Pundi-pundi amal dan lumbung-lumbung padi kerendahan dirimu yang
telah didatangkan Allah kepadamu, sungguh itu lebih baik dari hanya sekedar
upah dari kebaikanmu. Mungkin Allah marah saat dirimu penuh pamrih. Pamrih
menunjuk bahwa dirimu kurang percaya pada keagungan pemberian dzahir-batin (ni'
matul adzimah) dan anugerah-anugerah mulia dari Allah (fadhlan minallah wa
ni'mah).
Bagaimana akan meminta kepada Allah, engkau meminta atau tidak
meminta sudah menjadi jatah bagianmu di dunia, yang telah Allah swt tetapkan
pada masa azali yaitu masa lima ratus tahun sebelum alam ruh. Firman Allah swt
: Adakah telah datang kepadamu berita suatu masa ketika belum ada sebutan (Al
Insan ayat 1). Segala kepemilikan milik Allah dan Allah jugalah yang memberi
rahmat pada setiap sesuatu (inna rahmati wasi' at kulla syai').

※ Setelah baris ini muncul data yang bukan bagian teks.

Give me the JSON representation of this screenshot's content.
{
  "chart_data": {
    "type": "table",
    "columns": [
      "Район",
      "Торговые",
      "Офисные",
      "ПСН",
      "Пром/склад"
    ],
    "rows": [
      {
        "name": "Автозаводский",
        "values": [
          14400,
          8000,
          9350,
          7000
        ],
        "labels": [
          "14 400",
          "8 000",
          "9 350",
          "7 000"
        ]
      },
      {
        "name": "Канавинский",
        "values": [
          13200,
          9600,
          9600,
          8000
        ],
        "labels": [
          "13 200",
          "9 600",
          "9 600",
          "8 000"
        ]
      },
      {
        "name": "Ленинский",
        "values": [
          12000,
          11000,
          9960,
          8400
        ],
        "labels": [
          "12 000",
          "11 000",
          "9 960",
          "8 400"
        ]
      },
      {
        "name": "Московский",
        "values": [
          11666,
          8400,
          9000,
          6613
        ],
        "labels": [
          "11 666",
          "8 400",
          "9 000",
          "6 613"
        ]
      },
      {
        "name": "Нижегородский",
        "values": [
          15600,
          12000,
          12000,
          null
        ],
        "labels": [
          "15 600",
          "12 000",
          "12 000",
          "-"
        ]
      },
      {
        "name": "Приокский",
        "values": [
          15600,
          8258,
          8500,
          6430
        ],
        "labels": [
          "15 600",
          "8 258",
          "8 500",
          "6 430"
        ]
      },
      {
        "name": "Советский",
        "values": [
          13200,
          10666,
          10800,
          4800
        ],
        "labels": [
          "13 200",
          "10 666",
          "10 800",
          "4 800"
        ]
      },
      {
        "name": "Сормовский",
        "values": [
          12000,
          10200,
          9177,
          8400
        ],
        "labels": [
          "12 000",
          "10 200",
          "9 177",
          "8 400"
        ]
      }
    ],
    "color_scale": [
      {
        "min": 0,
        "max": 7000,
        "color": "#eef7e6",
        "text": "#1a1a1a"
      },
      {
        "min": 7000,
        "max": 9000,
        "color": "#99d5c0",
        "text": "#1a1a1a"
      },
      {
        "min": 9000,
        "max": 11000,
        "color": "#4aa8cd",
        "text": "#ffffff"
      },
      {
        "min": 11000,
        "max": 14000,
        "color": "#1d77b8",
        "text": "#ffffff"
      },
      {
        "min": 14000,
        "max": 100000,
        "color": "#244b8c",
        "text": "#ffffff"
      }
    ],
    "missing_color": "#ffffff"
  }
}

Tetapi tetap memintalah kepada Allah swt yang disesuaikan dengan
apa yang diperintahkanNya. Apa titah perintahNya bersesuaian dengan doa
permintaan si hamba, inilah yang disebut dengan taufiq. Taufiq bagian dari
banyak anugerah berupa Allah tunjuki (hidayah) untuk si hamba selalu
beriringan-bersesuaian-bersamaan dengan kehendak Allah pada tempat perhentian
pada ridha Allah (taufiq). Misal, Allah swt menyuruh manusia untuk bertaubat
dan mensucikan diri dan Allah sayang kepada hamba yang bertaubat dan mensucikan
diri, yaitu : innallaha yuhibbut tawwabina wayuhibbul mutathahhirin (Al Baqarah
ayat 222). Doa kitapun sejalan dengan kesenangan dan hub (kecintaan Allah)
seperti doa : Ya Allah, jadikan aku hamba dari hamba-hamba yang bertaubat dan
mensucikan diri (Allahummaj 'alni minat
tawwabina waj 'alni minal
mutathahhirin), disinilah bertemuan dan bersesuaian kehendak si hamba dengan
kehendak Allah (taufiq). Wallahu a’lam.